In R we'll begin the calculation of our credible and predictive intervals by setting up data structures to store all the calculations
```{r}
## credible and prediction intervals
nsamp <- 5000
samp <- sample.int(nrow(var.mat),nsamp)
xpred <- 0:20 ## sequence of x values we're going to
npred <- length(xpred) ## make predictions for
ypred <- matrix(0.0,nrow=nsamp,ncol=npred) ## storage for predictive interval
ycred <- matrix(0.0,nrow=nsamp,ncol=npred) ## storage for credible interval
```
Next we'll set up a loop where we'll calculate the expected value of y at each x for each pair of regression parameters and then add additional random error from the data model. When looping through the posterior MCMC we'll obviously want to account for any burn-in period and thinning
```{r}
for(g in seq_len(nsamp)){
theta = var.mat[samp[g],]
ycred[g,] <- theta["beta[1]"] + theta["beta[2]"]*xpred
ypred[g,] <- rnorm(npred,ycred[g,],1/sqrt(theta["prec"]))
}
```
Once we have the full matrix of predicted values we'll calculate the quantiles by column (ie for each x value) and then plot them vs. the data. By selecting the 2.5% and 97.5% quantiles we are generating a 95% interval, because 95% of the calculated values fall in the middle and 2.5% fall in each of the upper and lower tails. We could construct alternative interval estimates by just calculating different quantiles, for example the 5% and 95% quantiles would provide a 90% interval estimate.
```{r}
ci <- apply(ycred,2,quantile,c(0.025,0.5,0.975)) ## credible interval and median
pi <- apply(ypred,2,quantile,c(0.025,0.975)) ## prediction interval
plot(x1,y,cex=0.5,xlim=c(0,20),ylim=c(0,50))
lines(xpred,ci[1,],col=3,lty=2) ## lower CI
lines(xpred,ci[2,],col=3,lwd=3) ## median
lines(xpred,ci[3,],col=3,lty=2) ## upper CI
lines(xpred,pi[1,],col=4,lty=2) ## lower PI
lines(xpred,pi[2,],col=4,lty=2) ## upper PI
abline(b0,b1) ## true model
```
# Multiple regression.
When building more complex models, it is often useful to start from a simple JAGS model and modify it to incrementally to add complexity.
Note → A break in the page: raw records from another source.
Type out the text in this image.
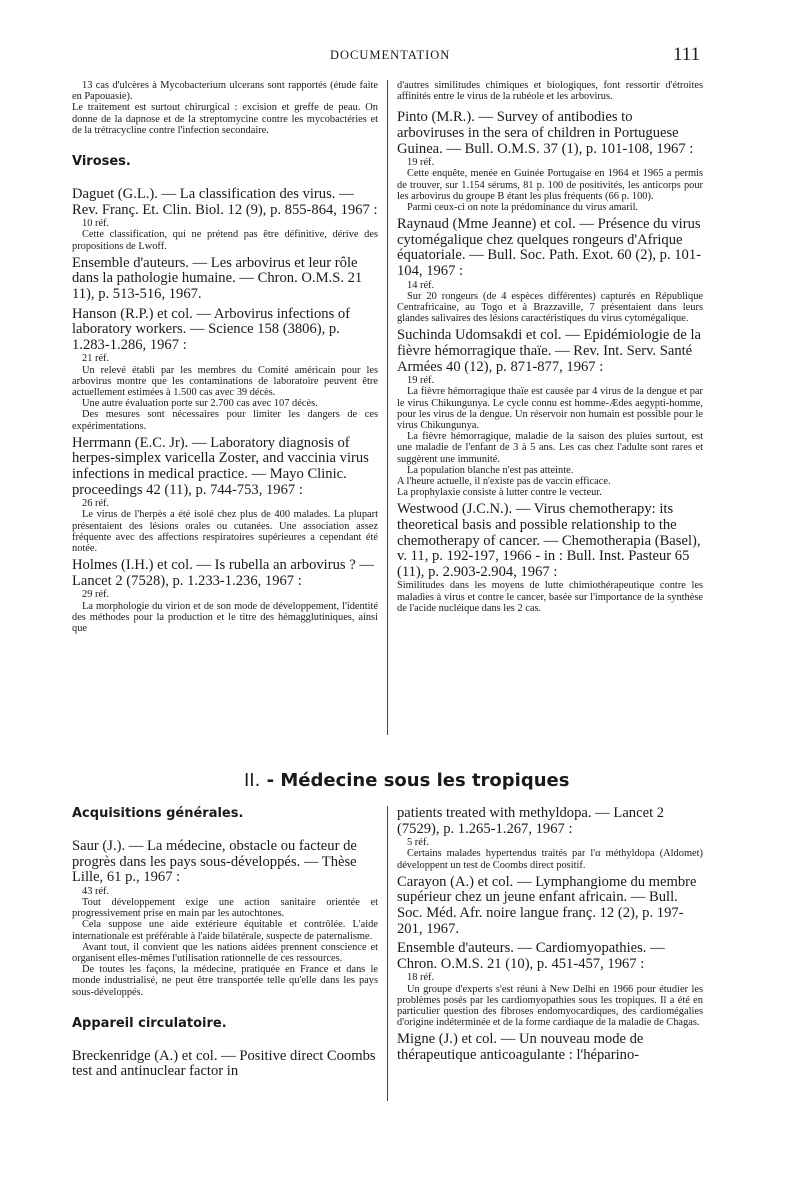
DOCUMENTATION	111

13 cas d'ulcères à Mycobacterium ulcerans sont rapportés (étude faite en Papouasie).

Le traitement est surtout chirurgical : excision et greffe de peau. On donne de la dapnose et de la streptomycine contre les mycobactéries et de la trétracycline contre l'infection secondaire.

Viroses.

Daguet (G.L.). — La classification des virus. — Rev. Franç. Et. Clin. Biol. 12 (9), p. 855-864, 1967 :

10 réf.

Cette classification, qui ne prétend pas être définitive, dérive des propositions de Lwoff.

Ensemble d'auteurs. — Les arbovirus et leur rôle dans la pathologie humaine. — Chron. O.M.S. 21 11), p. 513-516, 1967.

Hanson (R.P.) et col. — Arbovirus infections of laboratory workers. — Science 158 (3806), p. 1.283-1.286, 1967 :

21 réf.

Un relevé établi par les membres du Comité américain pour les arbovirus montre que les contaminations de laboratoire peuvent être actuellement estimées à 1.500 cas avec 39 décès.

Une autre évaluation porte sur 2.700 cas avec 107 décès.

Des mesures sont nécessaires pour limiter les dangers de ces expérimentations.

Herrmann (E.C. Jr). — Laboratory diagnosis of herpes-simplex varicella Zoster, and vaccinia virus infections in medical practice. — Mayo Clinic. proceedings 42 (11), p. 744-753, 1967 :

26 réf.

Le virus de l'herpès a été isolé chez plus de 400 malades. La plupart présentaient des lésions orales ou cutanées. Une association assez fréquente avec des affections respiratoires supérieures a cependant été notée.

Holmes (I.H.) et col. — Is rubella an arbovirus ? — Lancet 2 (7528), p. 1.233-1.236, 1967 :

29 réf.

La morphologie du virion et de son mode de développement, l'identité des méthodes pour la production et le titre des hémagglutiniques, ainsi que

d'autres similitudes chimiques et biologiques, font ressortir d'étroites affinités entre le virus de la rubéole et les arbovirus.

Pinto (M.R.). — Survey of antibodies to arboviruses in the sera of children in Portuguese Guinea. — Bull. O.M.S. 37 (1), p. 101-108, 1967 :

19 réf.

Cette enquête, menée en Guinée Portugaise en 1964 et 1965 a permis de trouver, sur 1.154 sérums, 81 p. 100 de positivités, les anticorps pour les arbovirus du groupe B étant les plus fréquents (66 p. 100).

Parmi ceux-ci on note la prédominance du virus amaril.

Raynaud (Mme Jeanne) et col. — Présence du virus cytomégalique chez quelques rongeurs d'Afrique équatoriale. — Bull. Soc. Path. Exot. 60 (2), p. 101-104, 1967 :

14 réf.

Sur 20 rongeurs (de 4 espèces différentes) capturés en République Centrafricaine, au Togo et à Brazzaville, 7 présentaient dans leurs glandes salivaires des lésions caractéristiques du virus cytomégalique.

Suchinda Udomsakdi et col. — Epidémiologie de la fièvre hémorragique thaïe. — Rev. Int. Serv. Santé Armées 40 (12), p. 871-877, 1967 :

19 réf.

La fièvre hémorragique thaïe est causée par 4 virus de la dengue et par le virus Chikungunya. Le cycle connu est homme-Ædes aegypti-homme, pour les virus de la dengue. Un réservoir non humain est possible pour le virus Chikungunya.

La fièvre hémorragique, maladie de la saison des pluies surtout, est une maladie de l'enfant de 3 à 5 ans. Les cas chez l'adulte sont rares et suggèrent une immunité.

La population blanche n'est pas atteinte.

A l'heure actuelle, il n'existe pas de vaccin efficace.

La prophylaxie consiste à lutter contre le vecteur.

Westwood (J.C.N.). — Virus chemotherapy: its theoretical basis and possible relationship to the chemotherapy of cancer. — Chemotherapia (Basel), v. 11, p. 192-197, 1966 - in : Bull. Inst. Pasteur 65 (11), p. 2.903-2.904, 1967 :

Similitudes dans les moyens de lutte chimiothérapeutique contre les maladies à virus et contre le cancer, basée sur l'importance de la synthèse de l'acide nucléique dans les 2 cas.

II. - Médecine sous les tropiques

Acquisitions générales.

Saur (J.). — La médecine, obstacle ou facteur de progrès dans les pays sous-développés. — Thèse Lille, 61 p., 1967 :

43 réf.

Tout développement exige une action sanitaire orientée et progressivement prise en main par les autochtones.

Cela suppose une aide extérieure équitable et contrôlée. L'aide internationale est préférable à l'aide bilatérale, suspecte de paternalisme.

Avant tout, il convient que les nations aidées prennent conscience et organisent elles-mêmes l'utilisation rationnelle de ces ressources.

De toutes les façons, la médecine, pratiquée en France et dans le monde industrialisé, ne peut être transportée telle qu'elle dans les pays sous-développés.

Appareil circulatoire.

Breckenridge (A.) et col. — Positive direct Coombs test and antinuclear factor in

patients treated with methyldopa. — Lancet 2 (7529), p. 1.265-1.267, 1967 :

5 réf.

Certains malades hypertendus traités par l'α méthyldopa (Aldomet) développent un test de Coombs direct positif.

Carayon (A.) et col. — Lymphangiome du membre supérieur chez un jeune enfant africain. — Bull. Soc. Méd. Afr. noire langue franç. 12 (2), p. 197-201, 1967.

Ensemble d'auteurs. — Cardiomyopathies. — Chron. O.M.S. 21 (10), p. 451-457, 1967 :

18 réf.

Un groupe d'experts s'est réuni à New Delhi en 1966 pour étudier les problèmes posés par les cardiomyopathies sous les tropiques. Il a été en particulier question des fibroses endomyocardiques, des cardiomégalies d'origine indéterminée et de la forme cardiaque de la maladie de Chagas.

Migne (J.) et col. — Un nouveau mode de thérapeutique anticoagulante : l'héparino-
Here we're going to fit a multiple regression model with two covariates and an interaction term. For the following pseudodata:
```{r}
### Part 1: simulate data from a known model
n <- 250 ## define the sample size
b0 <- 10 ## define the intercept
b1 <- 2 ## define slope1
b2 <- -4 ## define slope2
b3 <- 0.5 ## define interaction
beta <- matrix(c(b0,b1,b2,b3),4,1) ## put “true” regression parameters in a matrix
sigma <- 4 ## define the standard deviation
x1 <- runif(n,0,20)
x2 <- runif(n,0,15)
x <- cbind(rep(1,n),x1,x2,x1*x2)
y <- rnorm(n,x%*%beta,sigma)
plot(x1,y)
plot(x2,y)
```
Extend your univariate regression model to a multiple regression.
Hints: Make sure the length/dimensions of your priors and initial conditions match the number of parameters in your new process model
### Task 2
* Show the JAGS and R code used.
* Include relevant convergence diagnostics and plots.
* Report parameter summary table.
* Plot marginal and pairwise joint distributions. Indicate 'true' parameters on the plots
* Compare the fit parameters to the “true” parameters we used to generate the pseudo-data. How well does the statistical analysis recover the true model?